Negli ultimi anni, l’Irlanda ha visto un notevole cambiamento nel mercato immobiliare, passando da uno dei tassi più alti al mondo di proprietà abitativa a una grave crisi abitativa. La percentuale di proprietari di casa è diminuita, mentre sfratti e senzatetto sono aumentati. La domanda crescente di affitti ha spinto i canoni a livelli insostenibili, ponendo la questione al centro del dibattito politico e delle manifestazioni pubbliche.
Dublino, in particolare, è diventata una delle dieci città più costose al mondo per gli affitti, superando città come Tokyo, Sydney e Singapore. Nel maggio scorso, Deutsche Bank ha riportato che l’affitto medio per un bilocale a Dublino è di circa 1.800 euro al mese, un aumento del 23% rispetto al 2014. Le previsioni indicano un ulteriore aumento del 17% nei prossimi tre anni.
Dal 1994, l’Irlanda ha vissuto un’espansione economica dovuta a basse imposte per le imprese e bassi tassi d’interesse della Banca Centrale Europea. Questa crescita ha portato a una bolla immobiliare, caratterizzata da incentivi governativi e poca regolamentazione. Tuttavia, con la crisi finanziaria del 2008, la bolla è scoppiata.

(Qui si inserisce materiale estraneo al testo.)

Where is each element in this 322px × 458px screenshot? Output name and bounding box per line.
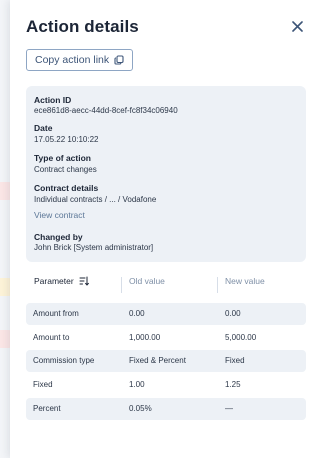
new-value-cell: Fixed xyxy=(225,356,245,365)
new-value-header-label: New value xyxy=(225,276,265,286)
date-label: Date xyxy=(34,123,53,133)
changed-by-value: John Brick [System administrator] xyxy=(34,243,154,252)
old-value-cell: 0.05% xyxy=(129,404,152,413)
contract-details-value: Individual contracts / ... / Vodafone xyxy=(34,195,157,204)
new-value-cell: 5,000.00 xyxy=(225,333,257,342)
table-row: Percent 0.05% — xyxy=(26,398,306,420)
changed-by-label: Changed by xyxy=(34,232,83,242)
action-info-card: Action ID ece861d8-aecc-44dd-8cef-fc8f34… xyxy=(26,86,306,262)
old-value-cell: 1.00 xyxy=(129,380,145,389)
new-value-cell: — xyxy=(225,404,233,413)
column-divider xyxy=(121,277,122,293)
parameter-column-header[interactable]: Parameter xyxy=(34,276,89,286)
contract-details-label: Contract details xyxy=(34,183,99,193)
table-row: Fixed 1.00 1.25 xyxy=(26,374,306,396)
new-value-cell: 0.00 xyxy=(225,309,241,318)
table-row: Amount from 0.00 0.00 xyxy=(26,303,306,325)
view-contract-link[interactable]: View contract xyxy=(34,210,85,220)
column-divider xyxy=(217,277,218,293)
parameter-cell: Amount to xyxy=(33,333,70,342)
old-value-cell: 0.00 xyxy=(129,309,145,318)
new-value-cell: 1.25 xyxy=(225,380,241,389)
old-value-column-header: Old value xyxy=(129,276,165,286)
table-row: Amount to 1,000.00 5,000.00 xyxy=(26,327,306,349)
close-button[interactable] xyxy=(289,18,305,34)
parameter-cell: Amount from xyxy=(33,309,79,318)
sort-icon xyxy=(79,276,89,286)
old-value-header-label: Old value xyxy=(129,276,165,286)
new-value-column-header: New value xyxy=(225,276,265,286)
old-value-cell: Fixed & Percent xyxy=(129,356,186,365)
copy-action-link-button[interactable]: Copy action link xyxy=(26,49,134,71)
parameter-cell: Percent xyxy=(33,404,61,413)
parameter-header-label: Parameter xyxy=(34,276,74,286)
type-of-action-label: Type of action xyxy=(34,153,91,163)
date-value: 17.05.22 10:10:22 xyxy=(34,135,99,144)
changes-table-header: Parameter Old value New value xyxy=(26,276,306,294)
action-id-label: Action ID xyxy=(34,95,72,105)
old-value-cell: 1,000.00 xyxy=(129,333,161,342)
panel-title: Action details xyxy=(26,17,139,36)
table-row: Commission type Fixed & Percent Fixed xyxy=(26,350,306,372)
close-icon xyxy=(291,20,303,32)
copy-icon xyxy=(114,55,124,65)
action-id-value: ece861d8-aecc-44dd-8cef-fc8f34c06940 xyxy=(34,106,178,115)
copy-action-link-label: Copy action link xyxy=(35,54,110,66)
action-details-panel: Action details Copy action link Action I… xyxy=(10,0,322,458)
parameter-cell: Fixed xyxy=(33,380,53,389)
parameter-cell: Commission type xyxy=(33,356,95,365)
type-of-action-value: Contract changes xyxy=(34,165,97,174)
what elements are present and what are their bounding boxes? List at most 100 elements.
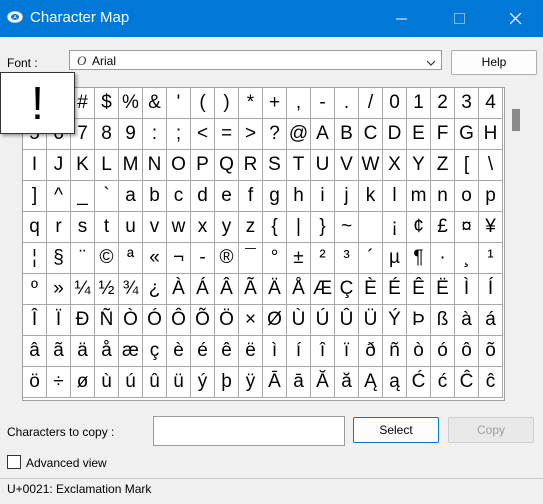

Le banche irlandesi, fortemente indebitate sui mercati esteri, hanno visto crollare i prezzi delle case e il settore immobiliare è imploso, trascinando il paese in recessione.
La soluzione del governo irlandese fu garantire completamente i debiti di sei banche, trasformando il debito bancario in debito pubblico. Questo portò il debito pubblico dal 25% del PIL pre-crisi al 108% nel 2012. Di conseguenza, l’Irlanda chiese aiuto all’Unione Europea e al Fondo Monetario Internazionale, ottenendo un prestito di quasi 70 miliardi di euro e adottando misure di austerità.
Nel dicembre 2013, l’Irlanda è uscita dal piano di aiuti, ma il mercato immobiliare era cambiato: la percentuale di famiglie proprietarie è scesa da oltre l’80% a meno del 70%, mentre le famiglie che affittano case sono raddoppiate al 20%. La domanda abitativa è aumentata, attirando speculazioni internazionali, ma lasciando famiglie a basso reddito, studenti e immigrati in difficoltà. Queste categorie, non potendo permettersi di acquistare case, sono diventate affittuari “ostaggi” dei prezzi elevati.
Le grandi società immobiliari tendono a mantenere bassa l’offerta per far salire i prezzi, destinando molti alloggi a soggiorni brevi o student hotel. Ciò ha portato molte famiglie a vivere in stanze d’albergo mentre gli appartamenti sono occupati da turisti. Inoltre, i contratti di locazione brevi rendono precaria la situazione degli affittuari. Attualmente, affittare è molto più costoso che pagare un mutuo, il cui accesso è però difficile. Ad esempio, il pagamento mensile di un mutuo per una casa con due camere da letto a Cork è di circa 620 euro, mentre l’affitto è di quasi 1.150 euro.
Nonostante la domanda elevata, le nuove costruzioni sono insufficienti e gli investimenti nell’edilizia pubblica sono carenti: 70.000 famiglie sono in lista di attesa per una casa popolare, mentre il governo stima la necessità di 30.000-35.000 nuove unità abitative all’anno, ma nel 2019 ne sono state completate solo 21.000.
I rischi sociali e politici sono elevati: i senzatetto in Irlanda sono quasi quadruplicati negli ultimi cinque anni. A maggio, 10.253 persone erano senza casa, tra cui 1.700 famiglie con 3.749 bambini. La situazione ha causato proteste e manifestazioni, con gruppi di inquilini e attivisti che organizzano occupazioni e picchetti per il diritto alla casa.
In contrasto, in Italia la situazione abitativa è diversa. Sebbene anche l’Italia affronti sfide nel settore immobiliare, la percentuale di famiglie proprietarie di casa è tra le più alte d’Europa, superando il 70%. Gli affitti, sebbene elevati nelle grandi città, non hanno raggiunto i livelli estremi visti in Irlanda. Inoltre, la regolamentazione del mercato immobiliare e le politiche di sostegno alle famiglie sono più sviluppate, riducendo in parte l’impatto della crisi abitativa rispetto all’Irlanda.